Ángel Mendoza pertenece a esa raza de enólogos mendocinos, que luego de haber trabajado durante lustros para las grandes bodegas, en su caso le dedicó 25 años de su vida a la Bodega Trapiche -mientras estuvo en manos de la familia Pulenta-, terminan por montar su propia bodega, que se apoya en el esfuerzo de toda la familia. Cuando en la década del ’80 la mayor parte de los viñateros argentinos decidían terminar con sus viñas de Malbec, Ángel, acompañado de hombres como Raúl de la Mota, Roberto Luka o la familia Toso, se dispuso a trabajar para agregarle valor enológico a la que terminaría siendo la cepa insignia de nuestro país.
Cualquier miembro de la familia Pulenta puede testimoniar el aprecio personal y profesional que sienten todos por él. Este aprecio se extiende a buena parte de Mendoza, su provincia, que en el año 2005, con el voto de 2.200 de sus colegas, lo distinguió con el premio Oreglia de Oro.
¿Qué dice?
«Me preocupo cuando la sequedad notoria de algunos vinos tintos muy alcohólicos y exagerada madera, se identifique con la mineralidad y el carácter granítico del terruño. Me provoca horror, escuchar y no poder descubrir el sabor a humus, compost y sílice, de los vinos biodinámicos. Cuando la realidad suele ser la aparición de defectuosos gustos amargos y animales de vinos con bajos niveles de SO2, insuficientes para proteger la estabilidad microbiológica y la oxidación». Todas estas reflexiones, Ángel me anticipó que pensaba publicarlas, por lo que no le preocupa a quien pueda incomodar con sus afirmaciones.
Y continúa reflexionando: «Cuando los enólogos buscan y/o encuentran «mineralidad» en el Chardonnay o el Sauvignon Blanc en viñedos de altura o máxima altura (más de 1300 msnm ), en realidad lo que encuentran es la madurez lenta de las uvas, en suelos menos fértiles, con una acidez málica más alta, vibrante y ‘jugosa’. Más intensidad varietal y un pH más bajo, menos tamponado. Todo lo contrario de la mineralidad. Estas suelen ser las contradicciones de la poesía enológica».

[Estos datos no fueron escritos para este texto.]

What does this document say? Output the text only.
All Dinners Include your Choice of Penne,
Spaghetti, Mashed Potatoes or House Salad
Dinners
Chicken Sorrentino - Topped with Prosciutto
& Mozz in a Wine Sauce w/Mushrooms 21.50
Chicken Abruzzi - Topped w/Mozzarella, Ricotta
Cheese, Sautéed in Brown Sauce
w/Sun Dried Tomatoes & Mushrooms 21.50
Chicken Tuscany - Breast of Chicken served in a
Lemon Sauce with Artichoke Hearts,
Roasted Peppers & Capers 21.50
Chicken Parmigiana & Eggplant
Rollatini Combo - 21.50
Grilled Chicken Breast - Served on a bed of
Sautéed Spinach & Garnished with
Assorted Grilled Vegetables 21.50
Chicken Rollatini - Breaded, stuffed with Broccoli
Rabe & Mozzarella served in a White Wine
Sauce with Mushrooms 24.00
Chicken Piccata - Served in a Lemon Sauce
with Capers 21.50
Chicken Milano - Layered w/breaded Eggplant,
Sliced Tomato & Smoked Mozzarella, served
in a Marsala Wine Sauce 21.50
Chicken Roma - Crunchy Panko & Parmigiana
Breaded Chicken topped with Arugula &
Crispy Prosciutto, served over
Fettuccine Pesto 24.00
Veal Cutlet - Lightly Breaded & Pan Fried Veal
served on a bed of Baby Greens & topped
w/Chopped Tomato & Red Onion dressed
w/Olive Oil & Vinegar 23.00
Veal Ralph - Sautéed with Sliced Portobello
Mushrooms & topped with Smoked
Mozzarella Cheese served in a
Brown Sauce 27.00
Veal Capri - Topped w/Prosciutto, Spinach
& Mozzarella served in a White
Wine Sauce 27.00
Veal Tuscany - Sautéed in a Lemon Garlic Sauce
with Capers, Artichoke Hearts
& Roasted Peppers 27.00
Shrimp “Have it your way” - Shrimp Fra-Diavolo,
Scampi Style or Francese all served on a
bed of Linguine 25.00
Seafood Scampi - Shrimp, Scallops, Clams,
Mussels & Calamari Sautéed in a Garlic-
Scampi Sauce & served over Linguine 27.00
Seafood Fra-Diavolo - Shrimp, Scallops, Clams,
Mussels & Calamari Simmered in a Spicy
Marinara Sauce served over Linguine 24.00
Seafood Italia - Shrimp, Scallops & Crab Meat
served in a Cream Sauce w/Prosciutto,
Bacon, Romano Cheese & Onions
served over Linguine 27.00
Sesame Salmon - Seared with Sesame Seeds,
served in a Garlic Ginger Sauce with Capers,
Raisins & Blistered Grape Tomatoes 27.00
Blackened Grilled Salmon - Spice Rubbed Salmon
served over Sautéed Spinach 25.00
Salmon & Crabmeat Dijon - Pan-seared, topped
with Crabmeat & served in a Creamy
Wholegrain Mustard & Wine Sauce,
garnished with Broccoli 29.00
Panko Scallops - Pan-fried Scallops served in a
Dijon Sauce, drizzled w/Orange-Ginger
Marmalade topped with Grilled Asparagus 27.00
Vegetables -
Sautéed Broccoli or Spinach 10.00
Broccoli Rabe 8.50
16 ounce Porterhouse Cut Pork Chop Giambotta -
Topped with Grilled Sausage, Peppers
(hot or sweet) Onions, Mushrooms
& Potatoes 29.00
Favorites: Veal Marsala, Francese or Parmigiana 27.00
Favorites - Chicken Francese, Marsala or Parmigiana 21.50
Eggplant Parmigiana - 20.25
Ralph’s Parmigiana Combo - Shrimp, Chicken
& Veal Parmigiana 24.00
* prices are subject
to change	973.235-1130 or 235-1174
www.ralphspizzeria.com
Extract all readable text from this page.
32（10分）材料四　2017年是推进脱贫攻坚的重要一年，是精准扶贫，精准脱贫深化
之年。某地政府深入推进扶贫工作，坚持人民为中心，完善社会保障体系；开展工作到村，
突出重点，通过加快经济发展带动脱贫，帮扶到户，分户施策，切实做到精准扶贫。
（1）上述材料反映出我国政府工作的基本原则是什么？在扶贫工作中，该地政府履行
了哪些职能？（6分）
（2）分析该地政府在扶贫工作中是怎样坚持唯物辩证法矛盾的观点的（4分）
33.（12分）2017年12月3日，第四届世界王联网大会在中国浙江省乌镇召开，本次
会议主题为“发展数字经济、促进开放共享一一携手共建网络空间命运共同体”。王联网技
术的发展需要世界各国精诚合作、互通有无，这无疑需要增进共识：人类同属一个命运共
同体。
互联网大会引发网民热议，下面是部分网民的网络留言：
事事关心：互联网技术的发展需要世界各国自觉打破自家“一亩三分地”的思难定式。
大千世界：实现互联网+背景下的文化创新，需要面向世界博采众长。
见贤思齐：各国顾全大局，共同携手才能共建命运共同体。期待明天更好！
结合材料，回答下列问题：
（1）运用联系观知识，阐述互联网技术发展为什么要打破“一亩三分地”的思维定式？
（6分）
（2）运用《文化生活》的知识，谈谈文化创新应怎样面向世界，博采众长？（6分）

Bombazo: «El carácter mineral de un vino no tiene nada que ver con los minerales del suelo. Ya el gran profesor de enología, Émile Peynaud comentaba las propiedades organolépticas del ácido succínico (contenido natural entre 0.5 – 1,5 g/l) como mineral, salado, terroso, pedernal, tiza, yeso, ligeramente amargo y muy secante de la lengua». Entonces: ¿las raíces de la viña rodeando piedras calcáreas tienen poco que ver con la mineralidad, y la milonga pasa por el ácido succínico?, me pregunto.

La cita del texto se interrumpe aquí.